Foto del autor en su despacho tomando notas para la expedición

El lector aficionado a las revistas y libros de divulgación científica se preguntará, con justicia, cómo es que a finales del siglo XX, disponiendo de elementos fechadores como el carbono 14 y el radio-flúor, así como un conocimiento detallado de las técnicas de estratigrafía y de las reacciones de las sales de los ácidos, vacilamos a la hora de fechar estas pequeñas y enigmáticas imágenes. Por otra parte, «sabemos» (¿?) que los grandes saurios como el tiranosaurio, el corythosaurio y el anatosaurio, que son los tipos que logramos identificar con claridad en las cabecitas de barro encontradas, desaparecieron en el período Cretáceo, a fines del Mesozoico, hace unos 65.000.000 de años.

La alienación particular de nuestro tiempo «tecnotrónico» es hacerlo todo fácil. Así, se llama «guerra de las galaxias» a lo que no pasa de amenazas entre satélites orbitales de la Tierra, y se cantan loas a la erradicación de la miseria y el hambre en un mundo en donde apenas sobreviven, en una fatal agonía por inanición, 2.000.000.000 de seres humanos.

La realidad, a nivel científico estricto, es otra.

Por ejemplo, el análisis por el tal mentado carbono 14 da pautas desiguales según el teatro de operaciones en donde se aplique, y las revisiones seriadas –como las que se hicieron con restos de viga de madera encontrados en las ruinas de Palenque, México, y en las de Tikal, Guatemala– muestran diferencias de más de 400 años… y aún se sigue investigando. Y el carbono 14 mide tan solo los restos orgánicos más o menos voluminosos. Ni a la piedra ni a los huesos petrificados es aplicable. El análisis por radio-flúor depende de los contactos con agua de diferentes composiciones y la estratigrafía; en zonas volcánicas –la que visitamos tiene en su entorno 300 volcanes y es conmovida por los terremotos– llegan a producirse, incluso, inversiones estratigráficas en donde capas más antiguas se sobreponen y mezclan con otras posteriores prácticamente actuales.

No quiero decir con esto que no sepamos nada, pero tampoco que lo conozcamos todo, pues hay enormes lagunas de ignorancia en nuestros actuales conocimientos.

Todo esto nos llevó, de la mano de la tendencia a la aventura propia de los acropolitanos, a organizar esta mini-expedición a las marismas occidentales de Guatemala y a las selvas de Petén.

Hace un año llegamos a ver la cabeza en barro modelado que representa un tiranosaurio… y los análisis de laboratorio no le dieron más de unos 3000 años de antigüedad. Un imposible teórico, algo francamente alucinante, ya que, repetimos, ese monstruo carnívoro, de unos 15 metros de altura y 30 toneladas de peso, se había extinguido mucho antes de la aparición del hombre sobre la faz del planeta.

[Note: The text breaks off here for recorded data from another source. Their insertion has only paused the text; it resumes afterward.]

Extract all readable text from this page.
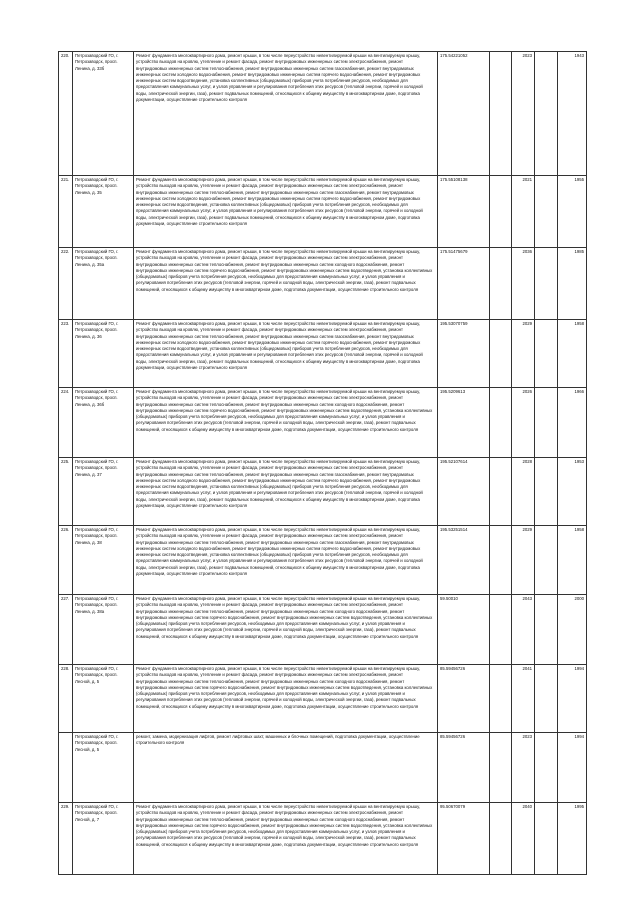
220.	Петрозаводский ГО, г. Петрозаводск, просп. Ленина, д. 33б	Ремонт фундамента многоквартирного дома, ремонт крыши, в том числе переустройство невентилируемой крыши на вентилируемую крышу, устройство выходов на кровлю, утепление и ремонт фасада, ремонт внутридомовых инженерных систем электроснабжения, ремонт внутридомовых инженерных систем теплоснабжения, ремонт внутридомовых инженерных систем газоснабжения, ремонт внутридомовых инженерных систем холодного водоснабжения, ремонт внутридомовых инженерных систем горячего водоснабжения, ремонт внутридомовых инженерных систем водоотведения, установка коллективных (общедомовых) приборов учета потребления ресурсов, необходимых для предоставления коммунальных услуг, и узлов управления и регулирования потребления этих ресурсов (тепловой энергии, горячей и холодной воды, электрической энергии, газа), ремонт подвальных помещений, относящихся к общему имуществу в многоквартирном доме, подготовка документации, осуществление строительного контроля	175.54221052		2023		1943
221.	Петрозаводский ГО, г. Петрозаводск, просп. Ленина, д. 35	Ремонт фундамента многоквартирного дома, ремонт крыши, в том числе переустройство невентилируемой крыши на вентилируемую крышу, устройство выходов на кровлю, утепление и ремонт фасада, ремонт внутридомовых инженерных систем электроснабжения, ремонт внутридомовых инженерных систем теплоснабжения, ремонт внутридомовых инженерных систем газоснабжения, ремонт внутридомовых инженерных систем холодного водоснабжения, ремонт внутридомовых инженерных систем горячего водоснабжения, ремонт внутридомовых инженерных систем водоотведения, установка коллективных (общедомовых) приборов учета потребления ресурсов, необходимых для предоставления коммунальных услуг, и узлов управления и регулирования потребления этих ресурсов (тепловой энергии, горячей и холодной воды, электрической энергии, газа), ремонт подвальных помещений, относящихся к общему имуществу в многоквартирном доме, подготовка документации, осуществление строительного контроля	175.55108138		2021		1955
222.	Петрозаводский ГО, г. Петрозаводск, просп. Ленина, д. 35а	Ремонт фундамента многоквартирного дома, ремонт крыши, в том числе переустройство невентилируемой крыши на вентилируемую крышу, устройство выходов на кровлю, утепление и ремонт фасада, ремонт внутридомовых инженерных систем электроснабжения, ремонт внутридомовых инженерных систем теплоснабжения, ремонт внутридомовых инженерных систем холодного водоснабжения, ремонт внутридомовых инженерных систем горячего водоснабжения, ремонт внутридомовых инженерных систем водоотведения, установка коллективных (общедомовых) приборов учета потребления ресурсов, необходимых для предоставления коммунальных услуг, и узлов управления и регулирования потребления этих ресурсов (тепловой энергии, горячей и холодной воды, электрической энергии, газа), ремонт подвальных помещений, относящихся к общему имуществу в многоквартирном доме, подготовка документации, осуществление строительного контроля	175.51475679		2036		1985
223.	Петрозаводский ГО, г. Петрозаводск, просп. Ленина, д. 36	Ремонт фундамента многоквартирного дома, ремонт крыши, в том числе переустройство невентилируемой крыши на вентилируемую крышу, устройство выходов на кровлю, утепление и ремонт фасада, ремонт внутридомовых инженерных систем электроснабжения, ремонт внутридомовых инженерных систем теплоснабжения, ремонт внутридомовых инженерных систем газоснабжения, ремонт внутридомовых инженерных систем холодного водоснабжения, ремонт внутридомовых инженерных систем горячего водоснабжения, ремонт внутридомовых инженерных систем водоотведения, установка коллективных (общедомовых) приборов учета потребления ресурсов, необходимых для предоставления коммунальных услуг, и узлов управления и регулирования потребления этих ресурсов (тепловой энергии, горячей и холодной воды, электрической энергии, газа), ремонт подвальных помещений, относящихся к общему имуществу в многоквартирном доме, подготовка документации, осуществление строительного контроля	195.53070759		2029		1958
224.	Петрозаводский ГО, г. Петрозаводск, просп. Ленина, д. 36б	Ремонт фундамента многоквартирного дома, ремонт крыши, в том числе переустройство невентилируемой крыши на вентилируемую крышу, устройство выходов на кровлю, утепление и ремонт фасада, ремонт внутридомовых инженерных систем электроснабжения, ремонт внутридомовых инженерных систем теплоснабжения, ремонт внутридомовых инженерных систем холодного водоснабжения, ремонт внутридомовых инженерных систем горячего водоснабжения, ремонт внутридомовых инженерных систем водоотведения, установка коллективных (общедомовых) приборов учета потребления ресурсов, необходимых для предоставления коммунальных услуг, и узлов управления и регулирования потребления этих ресурсов (тепловой энергии, горячей и холодной воды, электрической энергии, газа), ремонт подвальных помещений, относящихся к общему имуществу в многоквартирном доме, подготовка документации, осуществление строительного контроля	195.5209613		2026		1966
225.	Петрозаводский ГО, г. Петрозаводск, просп. Ленина, д. 37	Ремонт фундамента многоквартирного дома, ремонт крыши, в том числе переустройство невентилируемой крыши на вентилируемую крышу, устройство выходов на кровлю, утепление и ремонт фасада, ремонт внутридомовых инженерных систем электроснабжения, ремонт внутридомовых инженерных систем теплоснабжения, ремонт внутридомовых инженерных систем газоснабжения, ремонт внутридомовых инженерных систем холодного водоснабжения, ремонт внутридомовых инженерных систем горячего водоснабжения, ремонт внутридомовых инженерных систем водоотведения, установка коллективных (общедомовых) приборов учета потребления ресурсов, необходимых для предоставления коммунальных услуг, и узлов управления и регулирования потребления этих ресурсов (тепловой энергии, горячей и холодной воды, электрической энергии, газа), ремонт подвальных помещений, относящихся к общему имуществу в многоквартирном доме, подготовка документации, осуществление строительного контроля	195.52107614		2028		1953
226.	Петрозаводский ГО, г. Петрозаводск, просп. Ленина, д. 38	Ремонт фундамента многоквартирного дома, ремонт крыши, в том числе переустройство невентилируемой крыши на вентилируемую крышу, устройство выходов на кровлю, утепление и ремонт фасада, ремонт внутридомовых инженерных систем электроснабжения, ремонт внутридомовых инженерных систем теплоснабжения, ремонт внутридомовых инженерных систем газоснабжения, ремонт внутридомовых инженерных систем холодного водоснабжения, ремонт внутридомовых инженерных систем горячего водоснабжения, ремонт внутридомовых инженерных систем водоотведения, установка коллективных (общедомовых) приборов учета потребления ресурсов, необходимых для предоставления коммунальных услуг, и узлов управления и регулирования потребления этих ресурсов (тепловой энергии, горячей и холодной воды, электрической энергии, газа), ремонт подвальных помещений, относящихся к общему имуществу в многоквартирном доме, подготовка документации, осуществление строительного контроля	195.53251514		2029		1958
227.	Петрозаводский ГО, г. Петрозаводск, просп. Ленина, д. 38а	Ремонт фундамента многоквартирного дома, ремонт крыши, в том числе переустройство невентилируемой крыши на вентилируемую крышу, устройство выходов на кровлю, утепление и ремонт фасада, ремонт внутридомовых инженерных систем электроснабжения, ремонт внутридомовых инженерных систем теплоснабжения, ремонт внутридомовых инженерных систем холодного водоснабжения, ремонт внутридомовых инженерных систем горячего водоснабжения, ремонт внутридомовых инженерных систем водоотведения, установка коллективных (общедомовых) приборов учета потребления ресурсов, необходимых для предоставления коммунальных услуг, и узлов управления и регулирования потребления этих ресурсов (тепловой энергии, горячей и холодной воды, электрической энергии, газа), ремонт подвальных помещений, относящихся к общему имуществу в многоквартирном доме, подготовка документации, осуществление строительного контроля	59.50010		2043		2000
228.	Петрозаводский ГО, г. Петрозаводск, просп. Лесной, д. 5	Ремонт фундамента многоквартирного дома, ремонт крыши, в том числе переустройство невентилируемой крыши на вентилируемую крышу, устройство выходов на кровлю, утепление и ремонт фасада, ремонт внутридомовых инженерных систем электроснабжения, ремонт внутридомовых инженерных систем теплоснабжения, ремонт внутридомовых инженерных систем холодного водоснабжения, ремонт внутридомовых инженерных систем горячего водоснабжения, ремонт внутридомовых инженерных систем водоотведения, установка коллективных (общедомовых) приборов учета потребления ресурсов, необходимых для предоставления коммунальных услуг, и узлов управления и регулирования потребления этих ресурсов (тепловой энергии, горячей и холодной воды, электрической энергии, газа), ремонт подвальных помещений, относящихся к общему имуществу в многоквартирном доме, подготовка документации, осуществление строительного контроля	85.59456726		2041		1994
	Петрозаводский ГО, г. Петрозаводск, просп. Лесной, д. 5	ремонт, замена, модернизация лифтов, ремонт лифтовых шахт, машинных и блочных помещений, подготовка документации, осуществление строительного контроля	85.59456726		2023		1994
229.	Петрозаводский ГО, г. Петрозаводск, просп. Лесной, д. 7	Ремонт фундамента многоквартирного дома, ремонт крыши, в том числе переустройство невентилируемой крыши на вентилируемую крышу, устройство выходов на кровлю, утепление и ремонт фасада, ремонт внутридомовых инженерных систем электроснабжения, ремонт внутридомовых инженерных систем теплоснабжения, ремонт внутридомовых инженерных систем холодного водоснабжения, ремонт внутридомовых инженерных систем горячего водоснабжения, ремонт внутридомовых инженерных систем водоотведения, установка коллективных (общедомовых) приборов учета потребления ресурсов, необходимых для предоставления коммунальных услуг, и узлов управления и регулирования потребления этих ресурсов (тепловой энергии, горячей и холодной воды, электрической энергии, газа), ремонт подвальных помещений, относящихся к общему имуществу в многоквартирном доме, подготовка документации, осуществление строительного контроля	95.50670079		2040		1995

El antropólogo Fernand Schwarz, de París, los arqueólogos Hernando Gilardi, de Bogotá, y Alejandro Pizarro, de Guatemala, el malogrado abogado español Javier Cagüe y el autor de esta nota, decidimos llegar hasta la zona del hallazgo tomando como base la ciudad de Guatemala capital, y una vez conseguidos los permisos de investigación y fotografía del Instituto de Historia y Arqueología de la Universidad de Guatemala. Salvo Javier, muerto en accidente automovilístico en las cercanías de Granada, España, los demás llegamos a Guatemala y, tras varios días de preparación, trámites y adquisición de un equipo elemental, realizamos varios viajes de prospección a las zonas de las marismas occidentales, en donde se había hallado la presunta representación de un tiranosaurio.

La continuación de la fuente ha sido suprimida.